Para falar a verdade, a Morte pouco ligou às ofensas recebidas. Foi para um canto. Quem a observasse verificaria que ela ficara pasma de ver Abdula ali no mercado de Bagdá.
Quanto a Abdula, mesmo que alguém quisesse, ninguém poderia vê-lo.
Montado em seu camelo mais veloz, ele disparou pelos empoeirados caminhos, atravessou desertos e vales, reinos e oceanos numa velocidade espantosa, tão espantosa quanto a travessia de oceanos em cima de um camelo, fosse que camelo fosse.
No fim da tarde, estava justo no outro lado do mundo. Basta dizer que em Bagdá já era meia-noite e ele descansava, exausto, num oásis inundado de Sol, pois ali era meio-dia.
Apesar da fadiga, Abdula estava tranquilo: conseguira fugir da Morte, que àquela hora deveria estar cumprindo sua macabra missão em cima de outros Abdulas que compravam tâmaras no mercado.
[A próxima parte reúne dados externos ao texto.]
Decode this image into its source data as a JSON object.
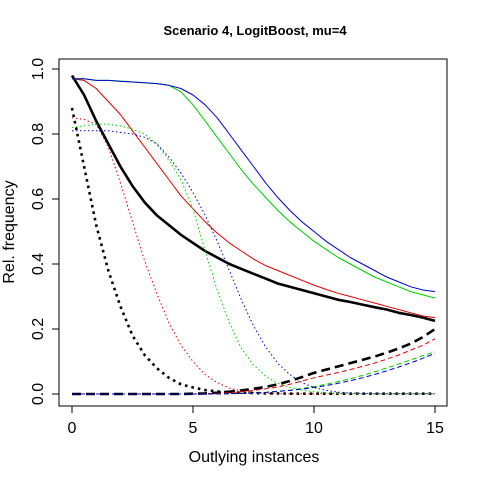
{
  "chart_data": {
    "type": "line",
    "title": "Scenario 4, LogitBoost, mu=4",
    "xlabel": "Outlying instances",
    "ylabel": "Rel. frequency",
    "xlim": [
      0,
      15
    ],
    "ylim": [
      0,
      1
    ],
    "xticks": [
      0,
      5,
      10,
      15
    ],
    "yticks": [
      0.0,
      0.2,
      0.4,
      0.6,
      0.8,
      1.0
    ],
    "xtick_labels": [
      "0",
      "5",
      "10",
      "15"
    ],
    "ytick_labels": [
      "0.0",
      "0.2",
      "0.4",
      "0.6",
      "0.8",
      "1.0"
    ],
    "grid": false,
    "legend": "none",
    "x": [
      0,
      0.5,
      1,
      1.5,
      2,
      2.5,
      3,
      3.5,
      4,
      4.5,
      5,
      5.5,
      6,
      6.5,
      7,
      7.5,
      8,
      8.5,
      9,
      9.5,
      10,
      10.5,
      11,
      11.5,
      12,
      12.5,
      13,
      13.5,
      14,
      14.5,
      15
    ],
    "series": [
      {
        "color": "#000000",
        "style": "solid",
        "weight": "thick",
        "values": [
          0.98,
          0.92,
          0.84,
          0.77,
          0.7,
          0.64,
          0.59,
          0.55,
          0.52,
          0.49,
          0.465,
          0.44,
          0.42,
          0.4,
          0.385,
          0.37,
          0.355,
          0.34,
          0.33,
          0.32,
          0.31,
          0.3,
          0.29,
          0.283,
          0.275,
          0.267,
          0.26,
          0.25,
          0.243,
          0.235,
          0.225
        ]
      },
      {
        "color": "#000000",
        "style": "dotted",
        "weight": "thick",
        "values": [
          0.88,
          0.7,
          0.52,
          0.38,
          0.27,
          0.18,
          0.12,
          0.08,
          0.05,
          0.03,
          0.02,
          0.012,
          0.008,
          0.005,
          0.004,
          0.003,
          0.002,
          0.002,
          0.001,
          0.001,
          0.001,
          0.001,
          0.001,
          0.001,
          0.001,
          0.001,
          0.001,
          0.001,
          0.001,
          0.001,
          0.001
        ]
      },
      {
        "color": "#000000",
        "style": "dashed",
        "weight": "thick",
        "values": [
          0,
          0,
          0,
          0,
          0,
          0,
          0,
          0,
          0,
          0,
          0.001,
          0.002,
          0.004,
          0.007,
          0.011,
          0.016,
          0.022,
          0.03,
          0.04,
          0.052,
          0.065,
          0.075,
          0.085,
          0.095,
          0.105,
          0.115,
          0.127,
          0.14,
          0.155,
          0.175,
          0.2
        ]
      },
      {
        "color": "#dd0000",
        "style": "solid",
        "weight": "thin",
        "values": [
          0.97,
          0.965,
          0.94,
          0.9,
          0.86,
          0.81,
          0.76,
          0.71,
          0.66,
          0.61,
          0.57,
          0.53,
          0.495,
          0.465,
          0.44,
          0.415,
          0.395,
          0.38,
          0.365,
          0.35,
          0.335,
          0.322,
          0.31,
          0.3,
          0.29,
          0.28,
          0.27,
          0.26,
          0.25,
          0.24,
          0.235
        ]
      },
      {
        "color": "#dd0000",
        "style": "dotted",
        "weight": "thin",
        "values": [
          0.85,
          0.845,
          0.83,
          0.76,
          0.65,
          0.53,
          0.41,
          0.31,
          0.22,
          0.15,
          0.1,
          0.06,
          0.035,
          0.018,
          0.009,
          0.005,
          0.002,
          0.001,
          0.001,
          0.001,
          0.001,
          0.001,
          0.001,
          0.001,
          0.001,
          0.001,
          0.001,
          0.001,
          0.001,
          0.001,
          0.001
        ]
      },
      {
        "color": "#dd0000",
        "style": "dashed",
        "weight": "thin",
        "values": [
          0,
          0,
          0,
          0,
          0,
          0,
          0,
          0,
          0,
          0,
          0,
          0.001,
          0.002,
          0.004,
          0.007,
          0.011,
          0.016,
          0.022,
          0.03,
          0.04,
          0.05,
          0.058,
          0.066,
          0.075,
          0.085,
          0.095,
          0.107,
          0.12,
          0.135,
          0.15,
          0.17
        ]
      },
      {
        "color": "#00cc00",
        "style": "solid",
        "weight": "thin",
        "values": [
          0.97,
          0.97,
          0.965,
          0.965,
          0.963,
          0.96,
          0.958,
          0.955,
          0.95,
          0.93,
          0.89,
          0.84,
          0.79,
          0.74,
          0.69,
          0.645,
          0.605,
          0.565,
          0.53,
          0.5,
          0.47,
          0.445,
          0.42,
          0.4,
          0.38,
          0.36,
          0.345,
          0.33,
          0.315,
          0.305,
          0.295
        ]
      },
      {
        "color": "#00cc00",
        "style": "dotted",
        "weight": "thin",
        "values": [
          0.82,
          0.825,
          0.83,
          0.83,
          0.825,
          0.815,
          0.8,
          0.77,
          0.72,
          0.66,
          0.57,
          0.44,
          0.32,
          0.22,
          0.14,
          0.09,
          0.055,
          0.033,
          0.02,
          0.012,
          0.007,
          0.004,
          0.002,
          0.001,
          0.001,
          0.001,
          0.001,
          0.001,
          0.001,
          0.001,
          0.001
        ]
      },
      {
        "color": "#00cc00",
        "style": "dashed",
        "weight": "thin",
        "values": [
          0,
          0,
          0,
          0,
          0,
          0,
          0,
          0,
          0,
          0,
          0,
          0,
          0,
          0.001,
          0.002,
          0.003,
          0.005,
          0.008,
          0.012,
          0.017,
          0.023,
          0.03,
          0.038,
          0.047,
          0.057,
          0.068,
          0.08,
          0.092,
          0.105,
          0.118,
          0.13
        ]
      },
      {
        "color": "#0000cc",
        "style": "solid",
        "weight": "thin",
        "values": [
          0.97,
          0.97,
          0.965,
          0.965,
          0.962,
          0.96,
          0.958,
          0.955,
          0.95,
          0.94,
          0.92,
          0.89,
          0.85,
          0.8,
          0.75,
          0.7,
          0.65,
          0.605,
          0.565,
          0.53,
          0.5,
          0.47,
          0.445,
          0.42,
          0.4,
          0.38,
          0.36,
          0.345,
          0.33,
          0.32,
          0.315
        ]
      },
      {
        "color": "#0000cc",
        "style": "dotted",
        "weight": "thin",
        "values": [
          0.81,
          0.81,
          0.81,
          0.81,
          0.805,
          0.8,
          0.79,
          0.77,
          0.73,
          0.68,
          0.62,
          0.55,
          0.47,
          0.38,
          0.29,
          0.21,
          0.145,
          0.095,
          0.06,
          0.035,
          0.02,
          0.011,
          0.006,
          0.003,
          0.002,
          0.001,
          0.001,
          0.001,
          0.001,
          0.001,
          0.001
        ]
      },
      {
        "color": "#0000cc",
        "style": "dashed",
        "weight": "thin",
        "values": [
          0,
          0,
          0,
          0,
          0,
          0,
          0,
          0,
          0,
          0,
          0,
          0,
          0,
          0.001,
          0.002,
          0.003,
          0.005,
          0.008,
          0.011,
          0.015,
          0.02,
          0.026,
          0.033,
          0.041,
          0.05,
          0.06,
          0.071,
          0.083,
          0.096,
          0.11,
          0.125
        ]
      }
    ]
  }
}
Eis que, das dunas do deserto, surgiu o negro vulto de um forasteiro. Abdula pensou: "Deve ser um beduíno que vem buscar água e sombra nesse oásis".
Ficou alegre. Ao cair do sol ele teria um companheiro na prece vespertina.
Quando o negro vulto se aproximou, Abdula viu que não era um beduíno em busca de água e sombra. Era a Morte em busca dele.
Abdula teve mais espanto do que medo: "Mas como? De manhã você não estava no mercado de Bagdá?"
A Morte não mais tinha espanto. Resignada, ela admitiu: "Sim, eu estava lá. Tinha de vir buscá-lo aqui, antes que o Sol caísse. Achei absurdo, mas tudo deu certo".
E tanto deu certo que levou Abdula para a terra da Sombra, onde o Sol não precisa cair para haver treva.